1) The market is forward looking and is pricing in a very sharp but short economic contraction because the threat of COVID has peaked and.authorities through their massive fiscal and monetary stimulus responses, will end up  preventing a financial crisis and prolonged economic slump. Although there will be a massive drop in earnings, they should bounce back rather sharply as this was an induced recession as the result of an exogenous shock rather than an internal problem with the economy i.e. excesses/imbalances  that need to be worked through. But what about the changes in consumer behavior in the post COVID world (i.e. social distancing, fear of traveling, ect)? Won't that be a major drag on the economy?  The market may be saying this will not be a long term issue and since stocks are a claim on the cumulative cash flows of all future years, one write off year doesn't matter much as earnings will bounce back. Even if earnings don't bounce back to where they were prior to COVID right away, so long as they are not significantly impaired for several years, it shouldn't matter much especially in an ultra low interest rate environment where the alternatives will be beyond piss poor. Low inflation/interest rates makes the value of future cash flows worth more and right now interest rates are literally rock bottom.

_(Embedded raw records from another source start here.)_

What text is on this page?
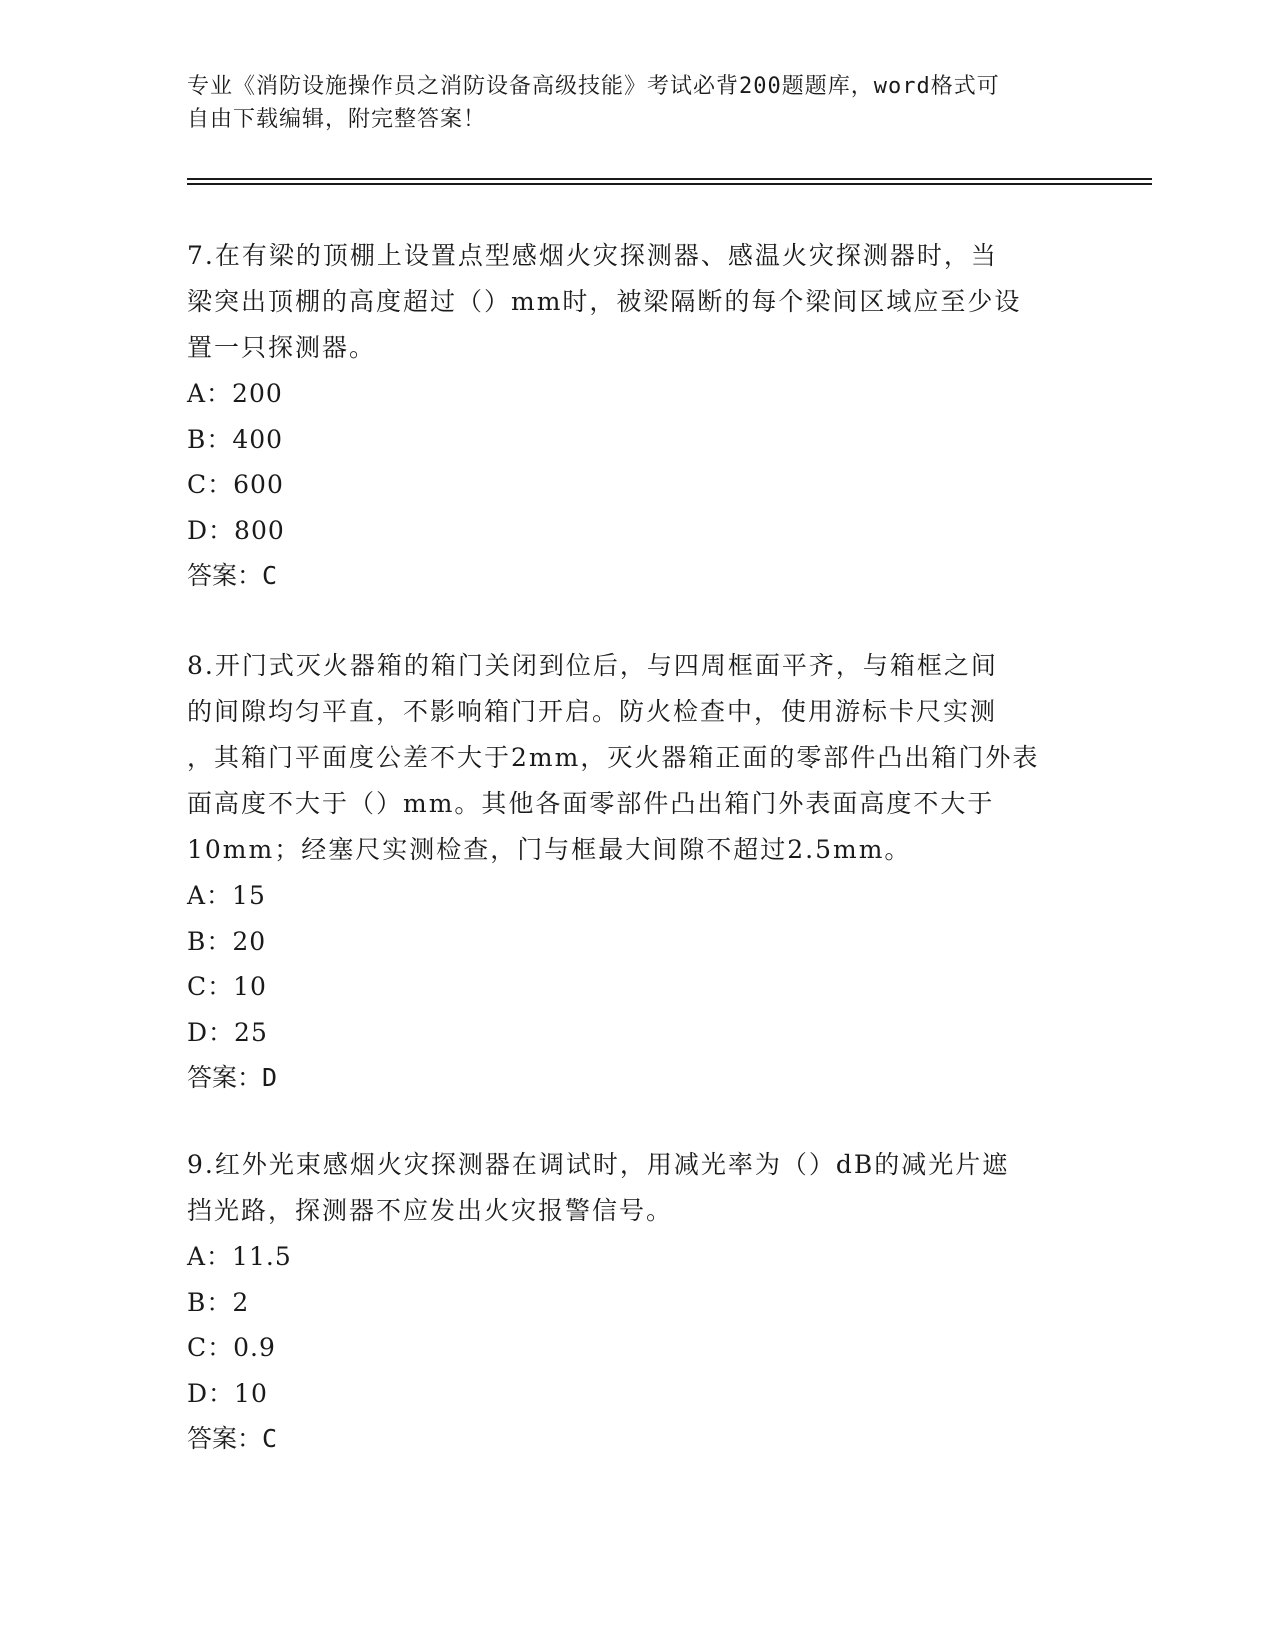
专业《消防设施操作员之消防设备高级技能》考试必背200题题库，word格式可
自由下载编辑，附完整答案！
7.在有梁的顶棚上设置点型感烟火灾探测器、感温火灾探测器时，当
梁突出顶棚的高度超过（）mm时，被梁隔断的每个梁间区域应至少设
置一只探测器。
A：200
B：400
C：600
D：800
答案：C
8.开门式灭火器箱的箱门关闭到位后，与四周框面平齐，与箱框之间
的间隙均匀平直，不影响箱门开启。防火检查中，使用游标卡尺实测
，其箱门平面度公差不大于2mm，灭火器箱正面的零部件凸出箱门外表
面高度不大于（）mm。其他各面零部件凸出箱门外表面高度不大于
10mm；经塞尺实测检查，门与框最大间隙不超过2.5mm。
A：15
B：20
C：10
D：25
答案：D
9.红外光束感烟火灾探测器在调试时，用减光率为（）dB的减光片遮
挡光路，探测器不应发出火灾报警信号。
A：11.5
B：2
C：0.9
D：10
答案：C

2) The stock market is anticipating at least a temporary bounce back in activity and/or the rebound has been "sticky"  because the market got very oversold in March and expectations got too low. There's been a shortage of sellers and an overabundance of  bearish bets coupled with FOMO and technical buying. The more the market shrugs off bad news and embraces any glimmer of hope, the bolder FOMO/technical buyers get and the more frustrated and angry the bears get. Eventually we may get to the point where expectations notably rise and most of the FOMO/technical buyers are in the pool with bears having been wiped out. It's at that point when the market will be vulnerable to rolling over again, probably right about the time when the rebound in economic activity starts to fizzle out or the damage in earnings becomes too hard to ignore anymore.

The 2 above scenarios are not necessarily mutually exclusive. It could be that 2) plays out first i.e. a retest or minor break of the March lows at some point after we've seen the re-opening of the economy and the pent up demand bounce fizzles out,  and then things stabilize and recover from there.  I do realize that I'm making a lot of guesses here. I'm personally going to take the pragmatic, open minded approach and for now assume scenario 2 is in play now. That means that there's room for this market to advance further before the rebound is over, but I will not chase and I'll error on the side of caution. If it turns out that scenario 1) is indeed playing out I should hopefully be able to transition to that view as the evidence presents itself.


The thing that is most suspect about this rebound is how very narrow it has been. The tech sector is by far the largest contributor to the bounce with financials, small caps and value badly lagging. These were trends that were in place prior to COVID for years and they simply got amplified even more post  COVID.  We're seeing the resurgence of speculative activity like the action in stocks like TSLA and SHOP which is also not good. It's as if the bull market got resurrected and is in a zombie, hyper accentuated state of its former self.